This month I thought about this podcast in which Krista Tippett interviews Alain de Botton about love and relationships. He talks about how we often are solely focused on the beginning of love in our literature and movies, when really the interesting part is how people work things out, make things last. I started making a musical playlist called "Old Love," named for the Mary Chapin Carpenter song.
I learned about the church forests in Ethiopia in this National Geographic article. In a time when environmental news is almost exclusively terrible, this was a much-needed ray of hope.
This report from Boston University about EDH, the Haitian electric company, came out a year ago, but for some reason it was only this month that the local press reported on it. This made very depressing reading. It has a lot of statistics in it, many of which mean little to me. One, for example, was that the average Haitian person consumes 37 kWh per year of electricity. Because I have a limited idea of what a kWh is or how much is a lot, I googled US statistics for comparison purposes. The average US resident consumes 11,980 kWh per year of electricity. I mean, c'mon now. At this point we are not even talking about the same planet. Thirty-seven versus eleven thousand nine hundred and eighty? And guess which one of these two countries, 700 miles apart, will suffer worse results from global climate change?

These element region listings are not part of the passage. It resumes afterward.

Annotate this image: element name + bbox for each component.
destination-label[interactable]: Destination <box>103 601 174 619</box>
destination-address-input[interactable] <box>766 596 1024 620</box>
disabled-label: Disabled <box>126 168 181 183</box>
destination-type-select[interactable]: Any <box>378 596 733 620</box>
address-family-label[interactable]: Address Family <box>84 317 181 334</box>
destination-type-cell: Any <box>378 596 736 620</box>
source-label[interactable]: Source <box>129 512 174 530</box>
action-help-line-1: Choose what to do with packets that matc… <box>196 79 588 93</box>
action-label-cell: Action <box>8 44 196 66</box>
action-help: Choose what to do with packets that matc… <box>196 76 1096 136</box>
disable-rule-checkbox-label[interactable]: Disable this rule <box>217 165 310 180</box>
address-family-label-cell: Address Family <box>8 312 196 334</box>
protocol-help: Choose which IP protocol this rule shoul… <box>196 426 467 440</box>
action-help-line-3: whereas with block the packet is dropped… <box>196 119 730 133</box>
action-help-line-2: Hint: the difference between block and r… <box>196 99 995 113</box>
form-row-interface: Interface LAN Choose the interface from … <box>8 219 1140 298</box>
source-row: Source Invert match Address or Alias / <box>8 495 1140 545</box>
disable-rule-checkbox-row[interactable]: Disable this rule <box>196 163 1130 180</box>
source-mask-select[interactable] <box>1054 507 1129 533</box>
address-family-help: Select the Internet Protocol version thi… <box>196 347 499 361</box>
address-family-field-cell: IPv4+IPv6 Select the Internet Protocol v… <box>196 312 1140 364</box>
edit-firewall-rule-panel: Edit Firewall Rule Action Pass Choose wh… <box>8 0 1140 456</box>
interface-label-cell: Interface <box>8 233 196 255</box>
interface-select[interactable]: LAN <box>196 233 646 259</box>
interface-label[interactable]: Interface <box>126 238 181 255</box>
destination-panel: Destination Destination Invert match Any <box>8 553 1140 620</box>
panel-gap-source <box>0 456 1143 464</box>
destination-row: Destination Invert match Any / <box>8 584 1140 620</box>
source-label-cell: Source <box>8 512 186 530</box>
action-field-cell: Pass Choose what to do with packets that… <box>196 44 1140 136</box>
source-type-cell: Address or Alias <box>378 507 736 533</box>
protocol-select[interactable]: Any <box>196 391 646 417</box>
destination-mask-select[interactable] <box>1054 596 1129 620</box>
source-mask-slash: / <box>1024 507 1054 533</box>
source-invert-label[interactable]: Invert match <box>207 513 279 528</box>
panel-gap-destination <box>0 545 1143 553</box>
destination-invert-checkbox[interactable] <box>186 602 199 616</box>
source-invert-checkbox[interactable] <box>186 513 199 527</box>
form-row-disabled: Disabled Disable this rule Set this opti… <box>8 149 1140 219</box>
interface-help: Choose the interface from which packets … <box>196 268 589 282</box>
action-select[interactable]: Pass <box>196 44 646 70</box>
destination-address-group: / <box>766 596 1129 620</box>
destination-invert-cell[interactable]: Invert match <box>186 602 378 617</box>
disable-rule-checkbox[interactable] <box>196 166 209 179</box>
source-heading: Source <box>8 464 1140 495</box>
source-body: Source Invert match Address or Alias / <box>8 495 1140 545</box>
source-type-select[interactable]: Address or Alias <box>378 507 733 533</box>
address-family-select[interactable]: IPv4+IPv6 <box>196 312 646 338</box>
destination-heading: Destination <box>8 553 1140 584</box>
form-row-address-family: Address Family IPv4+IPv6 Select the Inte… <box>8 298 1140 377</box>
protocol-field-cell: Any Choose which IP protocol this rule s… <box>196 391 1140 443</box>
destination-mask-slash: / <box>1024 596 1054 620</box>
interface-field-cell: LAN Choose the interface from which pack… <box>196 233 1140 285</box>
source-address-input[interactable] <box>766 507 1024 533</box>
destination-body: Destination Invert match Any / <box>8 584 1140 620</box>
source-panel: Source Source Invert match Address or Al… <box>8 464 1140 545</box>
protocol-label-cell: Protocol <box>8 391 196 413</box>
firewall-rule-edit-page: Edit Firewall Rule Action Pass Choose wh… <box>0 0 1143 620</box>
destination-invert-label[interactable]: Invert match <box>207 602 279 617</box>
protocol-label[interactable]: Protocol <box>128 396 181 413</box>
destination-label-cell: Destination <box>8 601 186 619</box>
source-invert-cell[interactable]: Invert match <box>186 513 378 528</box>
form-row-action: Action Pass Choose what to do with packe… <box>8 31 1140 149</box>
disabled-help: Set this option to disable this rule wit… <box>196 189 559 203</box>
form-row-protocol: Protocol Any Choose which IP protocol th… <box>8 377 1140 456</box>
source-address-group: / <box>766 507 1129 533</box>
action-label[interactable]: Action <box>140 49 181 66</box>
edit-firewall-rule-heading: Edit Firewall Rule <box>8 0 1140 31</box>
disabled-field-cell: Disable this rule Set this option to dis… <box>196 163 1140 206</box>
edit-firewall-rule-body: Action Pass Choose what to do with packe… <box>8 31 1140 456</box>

In March, a Facebook friend posted this article about civility of discourse. Here's a little taste: "The ego utilizes cruelty because cruelty provides drama, chaos, hate and division - all the ingredients that the ego needs to remain in the driver’s seat; all at a low cost. But is the cost really so low? Our ego feeds off the ego of others. The back and forth we engage in only grows the ego, drains energy, and perpetuates a false feeling that unless we keep going, we are creating a deficit in our identity. To starve the ego, we have to pay the low, low price of compassion. It’s actually not as costly as cruelty in the long run. Compassion produces a tangible return, with interest. In fact, investing compassion into a conversation is about one of the most lucrative investments a person can make."
I learned this month that according to one of my eighth graders, I am a "lit teacher." That's not lit, short for literature (though I am that), but lit, meaning cool and shiny. Or something like that. And she's probably already changed her mind. But it was still nice to hear it.
I learned that according to this article in French from Le Monde, the Haitian cohort in their thirties now, so in their early twenties when the earthquake of 2010 happened, is being called by some people "la génération fin du monde," the end of the world generation. They watched the apocalyptic events of 2010, and survived them as so many others did not; they expected things to change, but somehow that didn't happen. Now, according to the article, they are the ones orchestrating some of the current political upheaval.
After a conversation with a friend in my writing group about narrative arcs, I clicked on this article about other metaphors besides arcs we could use for how fiction progresses. Crystalline? Orange-shaped? Labyrinthine? Spiral?
What a bizarre collection of new directions my mind went in this month! I wonder what April has in store?